The second research method that will be used is a semi-structured interview. This will be carried out face to face with certain staff members working for the NHS, such as hospital managers and paramedics. The aim of the semi-structured interviews is to provide more focus on the research topic by gaining reliable information from key staff members who are familiar with the topic area, and hence generate valuable information for the research. The semi-structured approach to questioning will enable the researcher to alter the style of questions appropriately depending on the individual being interviewed. Therefore, interviews provide greater flexibility compared to questionnaires, and are a relatively better tool in ensuring higher response rates. Nevertheless, both of the research methods when combined will enable the researcher to explore the complexity and gain valuable insight into the research area.

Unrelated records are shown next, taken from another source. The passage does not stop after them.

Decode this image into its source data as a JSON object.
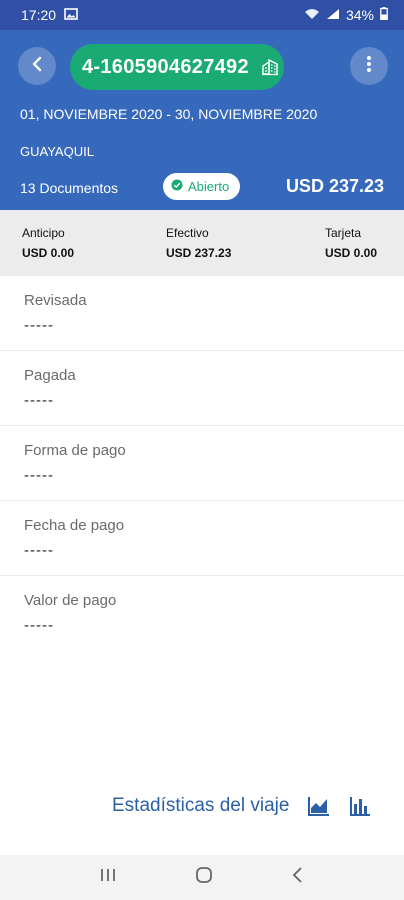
{
  "status_bar": {
    "time": "17:20",
    "battery": "34%"
  },
  "header": {
    "trip_code": "4-1605904627492",
    "date_range": "01, NOVIEMBRE 2020 - 30, NOVIEMBRE 2020",
    "city": "GUAYAQUIL",
    "documents": "13 Documentos",
    "status": "Abierto",
    "total": "USD 237.23"
  },
  "summary": [
    {
      "label": "Anticipo",
      "value": "USD 0.00"
    },
    {
      "label": "Efectivo",
      "value": "USD 237.23"
    },
    {
      "label": "Tarjeta",
      "value": "USD 0.00"
    }
  ],
  "fields": [
    {
      "label": "Revisada",
      "value": "-----"
    },
    {
      "label": "Pagada",
      "value": "-----"
    },
    {
      "label": "Forma de pago",
      "value": "-----"
    },
    {
      "label": "Fecha de pago",
      "value": "-----"
    },
    {
      "label": "Valor de pago",
      "value": "-----"
    }
  ],
  "footer": {
    "stats_label": "Estadísticas del viaje"
  },
  "colors": {
    "header": "#3669bc",
    "status_bar": "#2f50a5",
    "accent_green": "#1aaa74",
    "link_blue": "#2b5fa8"
  },
  "icons": [
    "image-icon",
    "wifi-icon",
    "signal-icon",
    "battery-icon",
    "back-icon",
    "building-icon",
    "more-icon",
    "check-circle-icon",
    "line-chart-icon",
    "bar-chart-icon",
    "recents-icon",
    "home-icon",
    "nav-back-icon"
  ]
}
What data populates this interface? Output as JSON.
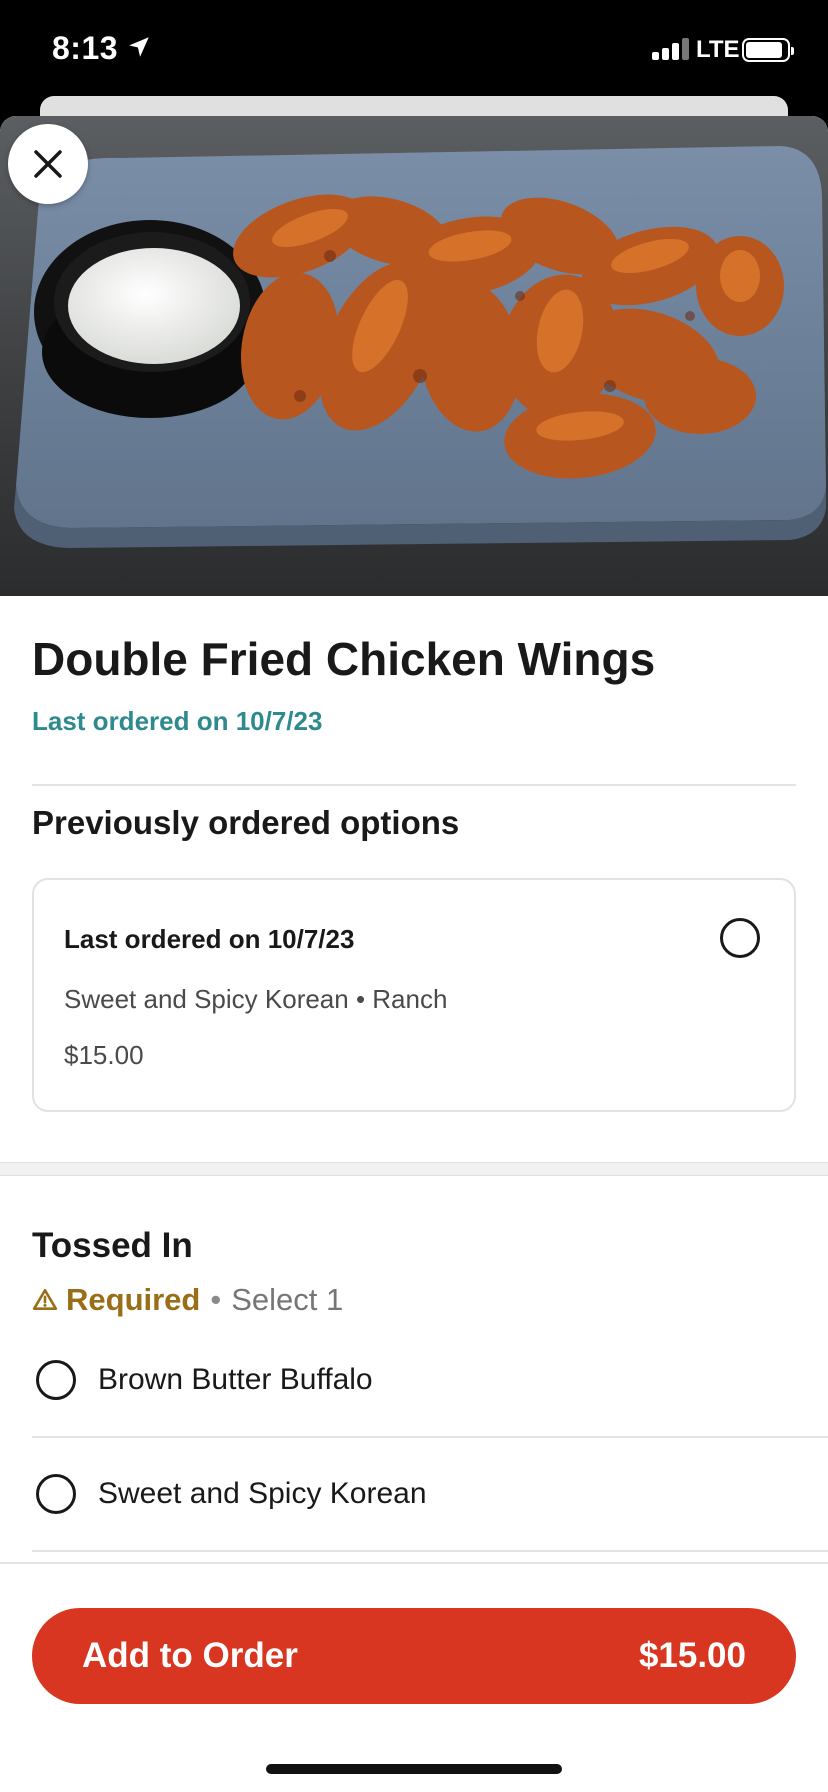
{
  "status_bar": {
    "time": "8:13",
    "network": "LTE",
    "signal_bars": 3,
    "battery_level": 0.85
  },
  "item": {
    "title": "Double Fried Chicken Wings",
    "last_ordered": "Last ordered on 10/7/23"
  },
  "previous_options": {
    "heading": "Previously ordered options",
    "card": {
      "title": "Last ordered on 10/7/23",
      "options": "Sweet and Spicy Korean • Ranch",
      "price": "$15.00"
    }
  },
  "tossed_in": {
    "heading": "Tossed In",
    "required_label": "Required",
    "separator": "•",
    "select_hint": "Select 1",
    "options": [
      {
        "label": "Brown Butter Buffalo"
      },
      {
        "label": "Sweet and Spicy Korean"
      }
    ]
  },
  "cta": {
    "label": "Add to Order",
    "price": "$15.00"
  },
  "colors": {
    "accent": "#d93621",
    "teal": "#2e8a8f",
    "required": "#9a6e18"
  }
}
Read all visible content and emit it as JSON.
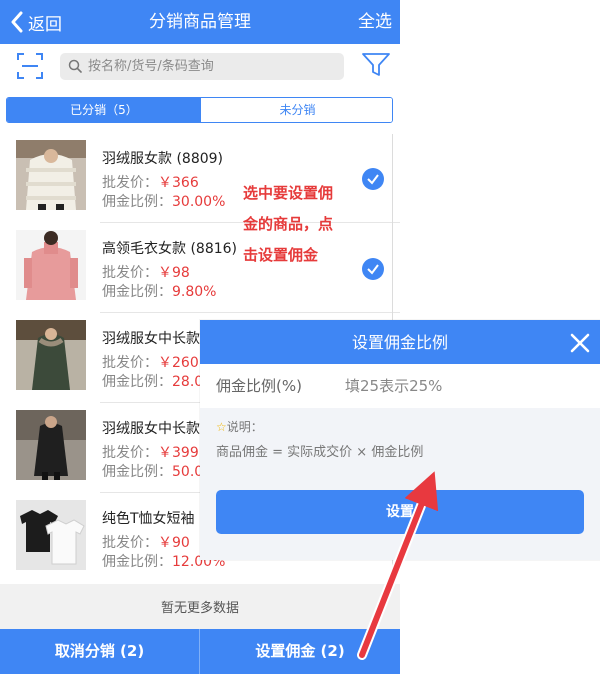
{
  "header": {
    "back_label": "返回",
    "title": "分销商品管理",
    "select_all": "全选"
  },
  "search": {
    "placeholder": "按名称/货号/条码查询",
    "value": ""
  },
  "tabs": [
    {
      "label": "已分销（5）",
      "active": true
    },
    {
      "label": "未分销",
      "active": false
    }
  ],
  "labels": {
    "wholesale": "批发价：",
    "commission": "佣金比例："
  },
  "items": [
    {
      "name": "羽绒服女款 (8809)",
      "price": "￥366",
      "rate": "30.00%",
      "checked": true
    },
    {
      "name": "高领毛衣女款 (8816)",
      "price": "￥98",
      "rate": "9.80%",
      "checked": true
    },
    {
      "name": "羽绒服女中长款",
      "price": "￥260",
      "rate": "28.0",
      "checked": false
    },
    {
      "name": "羽绒服女中长款",
      "price": "￥399",
      "rate": "50.0",
      "checked": false
    },
    {
      "name": "纯色T恤女短袖 (",
      "price": "￥90",
      "rate": "12.00%",
      "checked": false
    }
  ],
  "no_more": "暂无更多数据",
  "footer": {
    "cancel": "取消分销 (2)",
    "set": "设置佣金 (2)"
  },
  "annotation": [
    "选中要设置佣",
    "金的商品，点",
    "击设置佣金"
  ],
  "modal": {
    "title": "设置佣金比例",
    "field_label": "佣金比例(%)",
    "field_placeholder": "填25表示25%",
    "note_star": "☆",
    "note_title": "说明：",
    "note_text": "商品佣金 = 实际成交价 × 佣金比例",
    "button": "设置"
  },
  "colors": {
    "primary": "#3f86f4",
    "price_red": "#e63b3b",
    "arrow_red": "#e8393f",
    "note_bg": "#f2f4f8"
  },
  "icons": [
    "back-chevron-icon",
    "scan-icon",
    "search-icon",
    "filter-icon",
    "checkmark-icon",
    "close-icon",
    "star-icon"
  ]
}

For the purposes of this research, a specific sampling method will be utilised, in which the researcher will select key people to include in the research study provided that those chosen can offer relevant information related to the topic; a technique called ‘purposive sampling’ (Saunders et al., 2009). The sample will be selected from three Northwest NHS Foundation Trusts, including St. Mary’s hospital, Chelsea and Westminister hospital and Hammersmith hospital. The key staff who will be included are hospital managers, paramedics, doctors and nurses. The researcher will aim for a combined sample size of 70 individuals based on questionnaires and interviews.
The main ethical considerations that must be acknowledged by the researcher when conducting the methods for data collection are centered on the periods of gaining access to the hospitals and interviewing the staff. The researcher will need to respect certain ethical values such as the anonymity, confidentiality and personal privacy of the person being interviewed when collecting information during interviews. Moreover, the researcher must obviously gain an informed consent from every person prior to starting the interview or handing over the questionnaire.
In summary, this research of management of information systems in the NHS will assume an inductive and realist approach, to be implemented in a cross-sectional method, using a case study strategy employing both semi-structured interviews and questionnaires. In addition, secondary research will be undertaken in order assist in addressing the research objectives.